If you’re curious about dumplings as a craft—and you’d like to leave with a recipe guide you can actually use—this one is a very good bet.

FAQ

How long is the dumpling cooking class and dinner?

The experience runs for 3 hours.

What is the class price?

The price is $135 per person.

Where does the class meet?

Meet at Chef Eddie in the building lobby, starting about 5 minutes before the start time. Use the main lobby of 555 Fulton St (the building also hosts a Trader Joe’s).

Is there a take-home recipe guide?

Yes. You receive a recipe guide to recreate your dumplings at home.

What does the menu include?

You’ll enjoy a 3-course meal: dumplings with sauces and dipping sauce, a pork belly braise dish, and a red bean dessert.

Do you make your own dumplings?

Yes.
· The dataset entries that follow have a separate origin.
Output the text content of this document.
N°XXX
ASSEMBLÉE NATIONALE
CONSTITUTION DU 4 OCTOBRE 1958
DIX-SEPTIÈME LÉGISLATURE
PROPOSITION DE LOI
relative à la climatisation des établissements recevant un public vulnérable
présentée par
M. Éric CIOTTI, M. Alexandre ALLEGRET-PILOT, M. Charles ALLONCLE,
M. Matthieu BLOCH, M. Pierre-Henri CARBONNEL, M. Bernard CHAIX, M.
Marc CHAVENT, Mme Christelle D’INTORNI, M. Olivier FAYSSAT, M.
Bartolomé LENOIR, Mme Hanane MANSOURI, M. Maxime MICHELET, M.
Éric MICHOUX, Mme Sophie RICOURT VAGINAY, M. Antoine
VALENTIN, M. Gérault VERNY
You learn dough and dumpling-making skills, including kneading, rolling skins, and pleating, and then you make and eat your dumplings.

Are there vegetarian or tofu options?

Yes. There is a tofu-based stuffing option.

Can I bring my own alcohol?

Yes. BYOB is available, and you can bring your own wine or beer.

Is the class suitable for children?

It is not suitable for children under 12.

What’s the cancellation policy?

You can cancel up to 24 hours in advance for a full refund.